Unstable Response
Geometrically nonlinear static problems sometimes involve buckling or collapse behavior, where the load-displacement response shows a negative stiffness and the structure must release strain energy to remain in equilibrium. Several approaches are possible for modeling such behavior. One is to treat the buckling response dynamically, thus actually modeling the response with inertia effects included as the structure snaps. This approach is easily accomplished by restarting the terminated static procedure (Restarting an Analysis) and switching to a dynamic procedure (Implicit Dynamic Analysis Using Direct Integration) when the static solution becomes unstable. In some simple cases displacement control can provide a solution, even when the conjugate load (the reaction force) is decreasing as the displacement increases. Another approach would be to use dashpots to stabilize the structure during a static analysis. Abaqus/Standard offers an automated version of this stabilization approach for the static analysis procedures (see Static Stress Analysis, Quasi-Static Analysis, Fully Coupled Thermal-Stress Analysis, or Coupled Pore Fluid Diffusion and Stress Analysis).
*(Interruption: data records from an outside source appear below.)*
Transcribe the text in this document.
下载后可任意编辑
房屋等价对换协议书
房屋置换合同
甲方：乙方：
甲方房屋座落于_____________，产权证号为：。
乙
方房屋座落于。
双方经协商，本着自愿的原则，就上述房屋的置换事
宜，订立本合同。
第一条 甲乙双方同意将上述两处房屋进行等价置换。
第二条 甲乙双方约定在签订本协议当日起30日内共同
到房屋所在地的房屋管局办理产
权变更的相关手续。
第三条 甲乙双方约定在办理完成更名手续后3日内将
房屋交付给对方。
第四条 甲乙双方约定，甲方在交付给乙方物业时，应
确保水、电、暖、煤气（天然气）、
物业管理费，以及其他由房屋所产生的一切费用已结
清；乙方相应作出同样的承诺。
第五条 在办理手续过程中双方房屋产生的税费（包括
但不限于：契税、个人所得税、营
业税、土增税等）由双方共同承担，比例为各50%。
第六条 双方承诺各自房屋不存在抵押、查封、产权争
Alternatively, static equilibrium states during the unstable phase of the response can be found by using the “modified Riks method.” This method is used for cases where the loading is proportional; that is, where the load magnitudes are governed by a single scalar parameter. The method can provide solutions even in cases of complex, unstable response such as that shown in Figure 1.

The Riks method is also useful for solving ill-conditioned problems such as limit load problems or almost unstable problems that exhibit softening.